Margaret Atwood’s “Happy Endings” put into practice

So, in reading this piece by Margaret Atwood, I realized how much time I’ve wasted reading books when I could have just applied this text to them:

Foucault’s Pendulum by Umberto Eco
On the brink of discovering the true nature of the Knights Templar, Diotallevi discovers that Belbo has been having an affair with the corpse of one of the Templars, his “Object of Desire,” and so they engage in a great swordfight around the Pendulum that ultimately leads to a pistol duel atop a train running through the Swiss Alps in which Belbo revels in his victory until the Templars return to life as zombies and hunt him down for desecrating their bodies. The End.

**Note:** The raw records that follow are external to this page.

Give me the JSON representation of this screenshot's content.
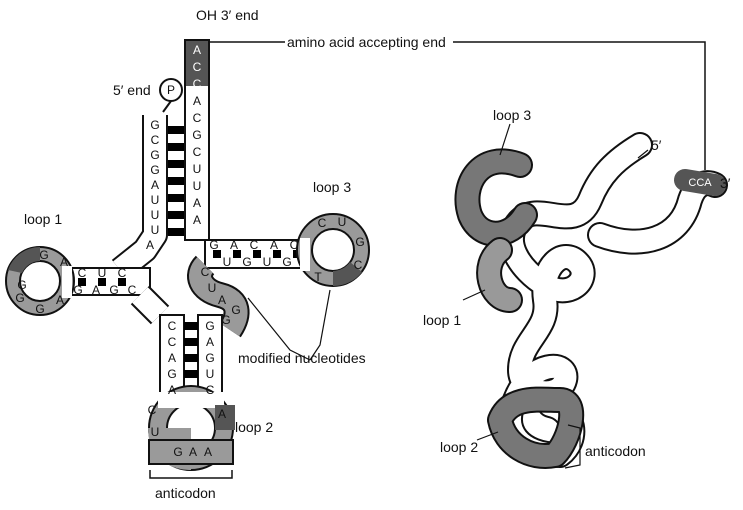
{
  "labels": {
    "oh_3_end": "OH  3′ end",
    "amino_acid_end": "amino acid accepting end",
    "five_end": "5′ end",
    "phosphate": "P",
    "loop1": "loop 1",
    "loop2": "loop 2",
    "loop3": "loop 3",
    "anticodon": "anticodon",
    "modified": "modified nucleotides",
    "right_loop3": "loop 3",
    "right_loop1": "loop 1",
    "right_loop2": "loop 2",
    "right_anticodon": "anticodon",
    "right_5": "5′",
    "right_3": "3′",
    "right_cca": "CCA"
  },
  "acceptor_3prime": [
    "A",
    "C",
    "C",
    "A",
    "C",
    "G",
    "C",
    "U",
    "U",
    "A",
    "A"
  ],
  "acceptor_5prime": [
    "G",
    "C",
    "G",
    "G",
    "A",
    "U",
    "U",
    "U",
    "A"
  ],
  "loop1_stem_top": [
    "C",
    "U",
    "C"
  ],
  "loop1_stem_bottom": [
    "G",
    "A",
    "G",
    "C"
  ],
  "loop1_loop": [
    "G",
    "A",
    "G",
    "G",
    "G",
    "A"
  ],
  "loop3_stem_top": [
    "G",
    "A",
    "C",
    "A",
    "C"
  ],
  "loop3_stem_bottom": [
    "U",
    "G",
    "U",
    "G"
  ],
  "loop3_loop": [
    "C",
    "U",
    "G",
    "C",
    "T"
  ],
  "anticodon_stem_left": [
    "C",
    "C",
    "A",
    "G",
    "A"
  ],
  "anticodon_stem_right": [
    "G",
    "A",
    "G",
    "U",
    "C"
  ],
  "anticodon_loop": [
    "C",
    "U",
    "G",
    "A",
    "A",
    "A"
  ],
  "junction": [
    "C",
    "U",
    "A",
    "G",
    "G"
  ],
  "colors": {
    "dark": "#555555",
    "mid": "#9a9a9a",
    "outline": "#111111",
    "pair": "#000000"
  }
}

Tarzan of the Apes by Edgar Rice Burroughs
Young Lord Greystoke discovers Jane has been running around with D’Arnod and so sets Cheetah on them (yeah, I know Cheetah wasn’t in the book, did you even read my previous entry?) and then escapes back to the jungle to live the rest of his life engaging in his stimulating and challenging hobbies of ant-picking and vine-swinging until he is eventually dethroned by a silverback that crushes his puny human body into the mud.

Ragtime by E. L. Doctorow
Father and Tateh discover that their Little Rascals kids have gone crazy and intend to cut the purse strings. In a mad rage after a fight, Tateh knocks Father out with a frying pan and then gasses him in the stove. After three days of crying over his body – still head-first stuck in the oven – she begins to realize that Houdini was behind it all and hires Harry K. Thaw, recently released from the mental institution, to kill him. Just as the battle of the Harry’s ends with one of them, I don’t really care which, dying, Tateh is rejected by Emma Goldman from the Communist Party and in despair, she kidnaps the Little Rascals and escapes to a dungeon Father had built years earlier. In the dungeon, she commits suicide, but her death helps provide a food source for the Rascals for several days, until they all asphyxiate and die.

Adventures of Huckleberry Finn by Mark Twain
Once Jim is freed, he discovers that Tom and Huck have designed a grand plan to play detective before going abroad in a giant balloon. His feelings devastated, he butchers the children with an axe and a lightning rod before going on the run. He is ultimately found and turned in by the King and the Duke who claim the reward. The sheriff, as he’s giving them the reward, recognizes them as the scoundrels that swindled a nearby town and so arrests them as well. Locked in the same cell, Jim beats the pair to death with a piece of iron yanked from the foot of the bed before being shot through the jail bars by the deputy on guard. And Huck’s dad kills everyone else.